THE government confirmed yesterday that it was “urgently investigating” allegations that a British-made cluster bomb was dropped in Yemen by Saudi Arabian military forces.
Foreign Secretary Philip Hammond and Defence Minister Philip Dunne admitted there was an investigation into British ally Saudi Arabia’s possible deployment of cluster bombs.
But following questions from Labour and SNP MPs, both said that until proven that the Saudis actually used the internationally banned munitions, arms licences to the country would still be in place.
The emergency questions came after Amnesty International reported the death of a Yemeni child who had been playing with bomblets expelled from a Bedfordshire-made BL-755 cluster munition.
Addressing shadow foreign secretary Hilary Benn’s inquiry into Britain’s alliance and arms trading with Saudi Arabia, Mr Hammond said: “The weapons that are being described here are decades old.
“We need to be careful, there is no evidence yet that Saudi Arabia has used cluster munitions.
“We have an assurance from Saudi Arabia that cluster munitions have not been used in this conflict.”
Mr Dunne even argued that the bomb could be a remnant from one of the seven conflicts that have taken place in the area over the last decade.
However SNP MP Tasmina Ahmed-Sheikh called on the Foreign Secretary to apologise for the government’s “continued inaction” on the conflict in Yemen.

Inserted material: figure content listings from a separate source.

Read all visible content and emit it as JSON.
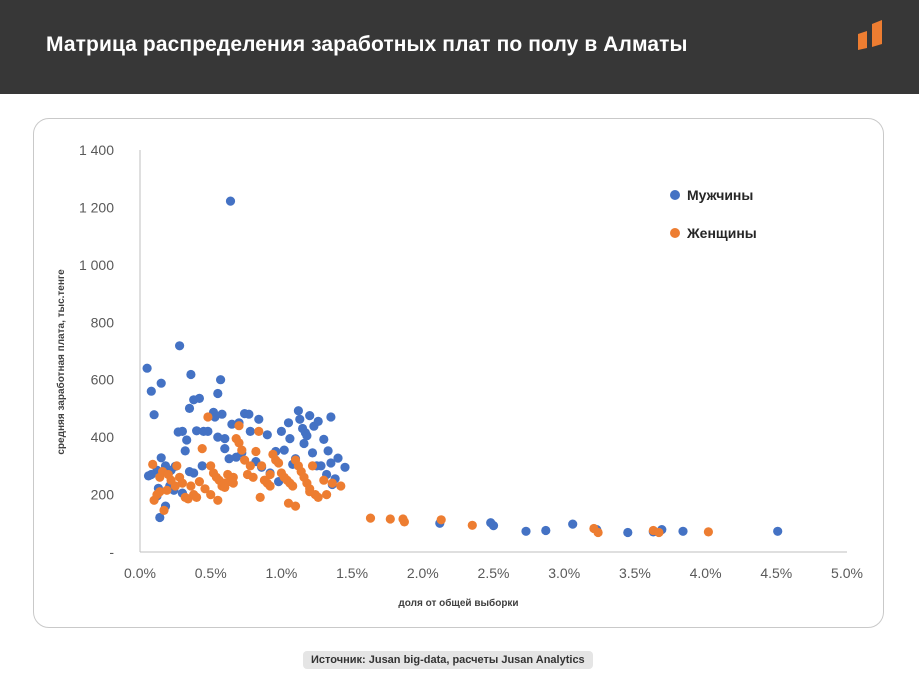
{
  "header": {
    "title": "Матрица распределения заработных плат по полу в Алматы",
    "logo_icon": "brand-logo-icon"
  },
  "colors": {
    "header_bg": "#373737",
    "men": "#4472C4",
    "women": "#ED7D31",
    "axis": "#bfbfbf",
    "text": "#595959"
  },
  "source": "Источник: Jusan big-data, расчеты Jusan Analytics",
  "chart_data": {
    "type": "scatter",
    "xlabel": "доля от общей выборки",
    "ylabel": "средняя заработная плата, тыс.тенге",
    "xlim": [
      0,
      5
    ],
    "ylim": [
      0,
      1400
    ],
    "x_ticks": [
      0,
      0.5,
      1,
      1.5,
      2,
      2.5,
      3,
      3.5,
      4,
      4.5,
      5
    ],
    "x_tick_labels": [
      "0.0%",
      "0.5%",
      "1.0%",
      "1.5%",
      "2.0%",
      "2.5%",
      "3.0%",
      "3.5%",
      "4.0%",
      "4.5%",
      "5.0%"
    ],
    "y_ticks": [
      0,
      200,
      400,
      600,
      800,
      1000,
      1200,
      1400
    ],
    "y_tick_labels": [
      "-",
      "200",
      "400",
      "600",
      "800",
      "1 000",
      "1 200",
      "1 400"
    ],
    "grid": false,
    "legend_position": "top-right",
    "series": [
      {
        "name": "Мужчины",
        "color": "#4472C4",
        "points": [
          [
            0.64,
            1222
          ],
          [
            0.05,
            640
          ],
          [
            0.28,
            718
          ],
          [
            0.08,
            560
          ],
          [
            0.15,
            588
          ],
          [
            0.36,
            618
          ],
          [
            0.57,
            600
          ],
          [
            0.1,
            478
          ],
          [
            0.55,
            552
          ],
          [
            0.38,
            530
          ],
          [
            0.42,
            535
          ],
          [
            0.35,
            500
          ],
          [
            0.58,
            480
          ],
          [
            0.65,
            445
          ],
          [
            0.74,
            482
          ],
          [
            0.77,
            480
          ],
          [
            0.84,
            462
          ],
          [
            0.9,
            408
          ],
          [
            1.0,
            420
          ],
          [
            1.05,
            450
          ],
          [
            1.12,
            492
          ],
          [
            1.13,
            462
          ],
          [
            1.2,
            475
          ],
          [
            1.15,
            430
          ],
          [
            1.17,
            415
          ],
          [
            1.23,
            438
          ],
          [
            1.26,
            455
          ],
          [
            1.35,
            470
          ],
          [
            1.3,
            392
          ],
          [
            1.4,
            327
          ],
          [
            1.45,
            295
          ],
          [
            1.33,
            352
          ],
          [
            1.35,
            310
          ],
          [
            1.25,
            300
          ],
          [
            0.78,
            420
          ],
          [
            0.7,
            450
          ],
          [
            0.6,
            395
          ],
          [
            0.55,
            400
          ],
          [
            0.52,
            486
          ],
          [
            0.45,
            420
          ],
          [
            0.4,
            422
          ],
          [
            0.33,
            390
          ],
          [
            0.3,
            420
          ],
          [
            0.27,
            418
          ],
          [
            0.25,
            298
          ],
          [
            0.22,
            285
          ],
          [
            0.18,
            300
          ],
          [
            0.15,
            328
          ],
          [
            0.12,
            285
          ],
          [
            0.08,
            270
          ],
          [
            0.06,
            265
          ],
          [
            0.13,
            222
          ],
          [
            0.12,
            195
          ],
          [
            0.14,
            120
          ],
          [
            0.18,
            160
          ],
          [
            0.21,
            230
          ],
          [
            0.32,
            352
          ],
          [
            0.35,
            280
          ],
          [
            0.38,
            275
          ],
          [
            0.44,
            300
          ],
          [
            0.48,
            420
          ],
          [
            0.53,
            470
          ],
          [
            0.6,
            360
          ],
          [
            0.63,
            325
          ],
          [
            0.68,
            330
          ],
          [
            0.72,
            345
          ],
          [
            0.82,
            315
          ],
          [
            0.86,
            295
          ],
          [
            0.92,
            275
          ],
          [
            0.96,
            350
          ],
          [
            1.02,
            355
          ],
          [
            1.08,
            305
          ],
          [
            1.1,
            325
          ],
          [
            1.16,
            378
          ],
          [
            1.18,
            405
          ],
          [
            1.22,
            345
          ],
          [
            1.28,
            300
          ],
          [
            1.32,
            270
          ],
          [
            1.36,
            235
          ],
          [
            1.38,
            255
          ],
          [
            1.06,
            395
          ],
          [
            0.98,
            245
          ],
          [
            0.3,
            205
          ],
          [
            0.24,
            215
          ],
          [
            2.12,
            100
          ],
          [
            2.48,
            102
          ],
          [
            2.5,
            92
          ],
          [
            2.73,
            72
          ],
          [
            2.87,
            75
          ],
          [
            3.06,
            97
          ],
          [
            3.23,
            78
          ],
          [
            3.45,
            68
          ],
          [
            3.63,
            70
          ],
          [
            3.69,
            78
          ],
          [
            3.84,
            72
          ],
          [
            4.51,
            72
          ]
        ]
      },
      {
        "name": "Женщины",
        "color": "#ED7D31",
        "points": [
          [
            0.09,
            305
          ],
          [
            0.14,
            260
          ],
          [
            0.16,
            280
          ],
          [
            0.2,
            270
          ],
          [
            0.22,
            250
          ],
          [
            0.25,
            230
          ],
          [
            0.1,
            180
          ],
          [
            0.12,
            200
          ],
          [
            0.14,
            210
          ],
          [
            0.17,
            145
          ],
          [
            0.19,
            215
          ],
          [
            0.26,
            300
          ],
          [
            0.28,
            260
          ],
          [
            0.3,
            240
          ],
          [
            0.32,
            190
          ],
          [
            0.34,
            185
          ],
          [
            0.36,
            230
          ],
          [
            0.38,
            200
          ],
          [
            0.4,
            190
          ],
          [
            0.42,
            245
          ],
          [
            0.44,
            360
          ],
          [
            0.46,
            220
          ],
          [
            0.48,
            470
          ],
          [
            0.5,
            300
          ],
          [
            0.52,
            275
          ],
          [
            0.54,
            260
          ],
          [
            0.56,
            250
          ],
          [
            0.58,
            230
          ],
          [
            0.6,
            225
          ],
          [
            0.62,
            270
          ],
          [
            0.64,
            245
          ],
          [
            0.66,
            260
          ],
          [
            0.68,
            395
          ],
          [
            0.7,
            380
          ],
          [
            0.72,
            355
          ],
          [
            0.74,
            320
          ],
          [
            0.76,
            270
          ],
          [
            0.78,
            300
          ],
          [
            0.8,
            260
          ],
          [
            0.82,
            350
          ],
          [
            0.84,
            420
          ],
          [
            0.86,
            300
          ],
          [
            0.88,
            250
          ],
          [
            0.9,
            240
          ],
          [
            0.92,
            230
          ],
          [
            0.94,
            340
          ],
          [
            0.96,
            320
          ],
          [
            0.98,
            310
          ],
          [
            1.0,
            275
          ],
          [
            1.02,
            260
          ],
          [
            1.04,
            250
          ],
          [
            1.06,
            240
          ],
          [
            1.08,
            230
          ],
          [
            1.1,
            320
          ],
          [
            1.12,
            300
          ],
          [
            1.14,
            280
          ],
          [
            1.16,
            260
          ],
          [
            1.18,
            240
          ],
          [
            1.2,
            220
          ],
          [
            1.22,
            300
          ],
          [
            1.24,
            200
          ],
          [
            1.26,
            190
          ],
          [
            1.3,
            250
          ],
          [
            1.32,
            200
          ],
          [
            1.36,
            240
          ],
          [
            1.42,
            230
          ],
          [
            0.5,
            200
          ],
          [
            0.55,
            180
          ],
          [
            0.6,
            240
          ],
          [
            0.66,
            240
          ],
          [
            0.7,
            440
          ],
          [
            0.85,
            190
          ],
          [
            0.92,
            270
          ],
          [
            1.05,
            170
          ],
          [
            1.1,
            160
          ],
          [
            1.2,
            210
          ],
          [
            1.63,
            118
          ],
          [
            1.77,
            115
          ],
          [
            1.86,
            115
          ],
          [
            1.87,
            105
          ],
          [
            2.13,
            112
          ],
          [
            2.35,
            93
          ],
          [
            3.21,
            82
          ],
          [
            3.24,
            68
          ],
          [
            3.63,
            75
          ],
          [
            3.67,
            68
          ],
          [
            4.02,
            70
          ]
        ]
      }
    ]
  }
}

The Committee on Arms Export Controls is holding an inquiry, to which its chairman Tory MP Chris White urged Mr Dunne to submit evidence.
A district judge rejected the Crown Prosecution Service appeal against the acquittal of eight anti-arms trade activists charged with blockading a London arms fair last year.
The application was refused Judge Angus Hamilton for being “frivolous” and “misconceived.”